Patient time in emergency departments could be halved if doctors working there were trained to carry out ultrasound on patients with suspected deep vein thrombosis (DVT), a major conference has heard.
Dr Ossi Hannula, an emergency medicine specialist at the Wellbeing Services County of Central Finland, told delegates at the European Emergency Medicine Congress it could mean the difference of more than two hours, helping to reduce overcrowding in emergency departments.
He said: “Prolonged stays in emergency departments are linked to emergency department crowding.
“The longer a patient stays in an emergency department, the higher are the death rates and the risks of other complications, the longer their stay in a hospital ward, the lower the patient satisfaction, and the higher the financial costs and the burden on emergency department staff.”
Dr Hannula’s earlier studies had shown that if GPs in primary care were taught to perform ultrasound scans on patients with suspected DVT, they referred fewer patients to hospital emergency departments.
He then decided to see if ultrasound performed by emergency physicians instead of radiographers and radiologists could reduce the time patients spent in emergency departments.
For this study, 93 patients with a suspected DVT in two Finnish hospitals – Tampere University Hospital and Kuopio University Hospital – were recruited between October 2017 and October 2019.

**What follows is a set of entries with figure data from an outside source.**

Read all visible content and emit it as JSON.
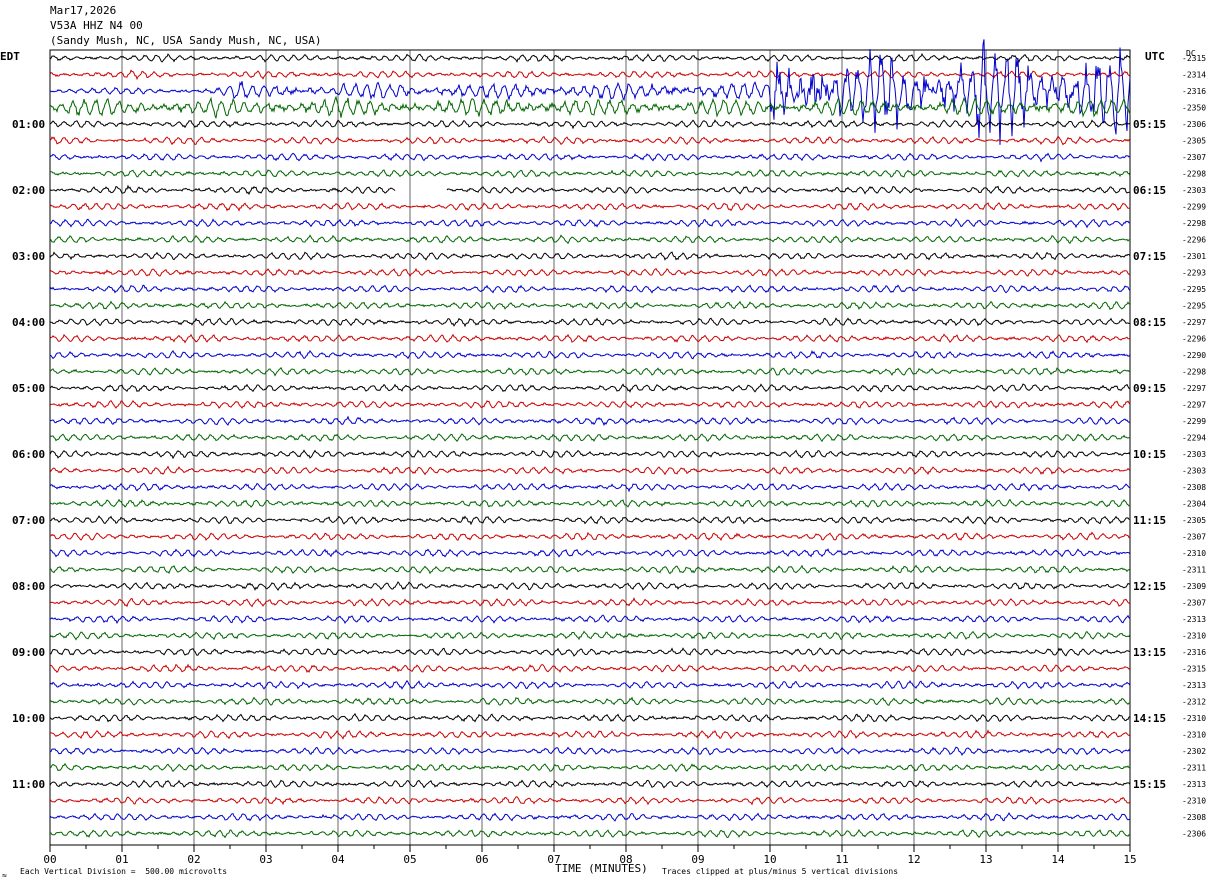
{
  "header": {
    "date": "Mar17,2026",
    "station": "V53A HHZ N4 00",
    "location": "(Sandy Mush, NC, USA Sandy Mush, NC, USA)"
  },
  "left_zone": "EDT",
  "right_zone": "UTC",
  "dc_label": "DC",
  "footer": {
    "scale": "Each Vertical Division =  500.00 microvolts",
    "clip": "Traces clipped at plus/minus 5 vertical divisions",
    "corner_mark": "≈"
  },
  "chart_data": {
    "type": "line",
    "subtype": "helicorder",
    "xlabel": "TIME (MINUTES)",
    "x_ticks": [
      "00",
      "01",
      "02",
      "03",
      "04",
      "05",
      "06",
      "07",
      "08",
      "09",
      "10",
      "11",
      "12",
      "13",
      "14",
      "15"
    ],
    "xlim": [
      0,
      15
    ],
    "trace_minutes": 15,
    "trace_colors": [
      "#000000",
      "#cc0000",
      "#0000cc",
      "#006600"
    ],
    "left_hour_labels": [
      "01:00",
      "02:00",
      "03:00",
      "04:00",
      "05:00",
      "06:00",
      "07:00",
      "08:00",
      "09:00",
      "10:00",
      "11:00"
    ],
    "right_hour_labels": [
      "05:15",
      "06:15",
      "07:15",
      "08:15",
      "09:15",
      "10:15",
      "11:15",
      "12:15",
      "13:15",
      "14:15",
      "15:15"
    ],
    "dc_values": [
      "-2315",
      "-2314",
      "-2316",
      "-2350",
      "-2306",
      "-2305",
      "-2307",
      "-2298",
      "-2303",
      "-2299",
      "-2298",
      "-2296",
      "-2301",
      "-2293",
      "-2295",
      "-2295",
      "-2297",
      "-2296",
      "-2290",
      "-2298",
      "-2297",
      "-2297",
      "-2299",
      "-2294",
      "-2303",
      "-2303",
      "-2308",
      "-2304",
      "-2305",
      "-2307",
      "-2310",
      "-2311",
      "-2309",
      "-2307",
      "-2313",
      "-2310",
      "-2316",
      "-2315",
      "-2313",
      "-2312",
      "-2310",
      "-2310",
      "-2302",
      "-2311",
      "-2313",
      "-2310",
      "-2308",
      "-2306"
    ],
    "events": [
      {
        "trace": 2,
        "start_min": 2.4,
        "end_min": 10.0,
        "amplitude": "elevated"
      },
      {
        "trace": 2,
        "start_min": 10.0,
        "end_min": 15.0,
        "amplitude": "large, clipped"
      },
      {
        "trace": 3,
        "start_min": 0.0,
        "end_min": 15.0,
        "amplitude": "elevated"
      },
      {
        "trace": 8,
        "start_min": 4.8,
        "end_min": 5.5,
        "amplitude": "data gap"
      }
    ]
  }
}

They were included in the study if an emergency doctor who had been trained to perform ultrasound scans examined them and performed point-of-care ultrasound (POCUS).
Eleven emergency medicine specialists and junior doctors in the two hospitals examined the patients in the study. Dr Hannula compared the results with a control group of 135 patients who arrived in the same emergency departments with suspected DVT on the same days but were sent for ultrasound scans in the hospitals’ imaging departments.
“We found that patients undergoing the standard ultrasound examination spent an average of 4.51 hours in the emergency departments, while the group receiving point-of-care ultrasound spent an average of 2.34 hours in the emergency departments – a difference of 2.16 hours,” said Dr Hannula.
“The crowding in emergency departments is an increasing threat to patient safety as well as staff wellbeing. Using point-of-care ultrasound is one way of tackling this threat by reducing an unnecessary delay in decision making.”
Hannula O (2023) “Abstract OA89: Emergency physician performed point-of-care ultrasound on patients suspected of deep venous thrombosis reduces length of stay in emergency department: a prospective multicentre study”, presentation at European Emergency Medicine Congress, Barcelona, Spain, Monday 18 September.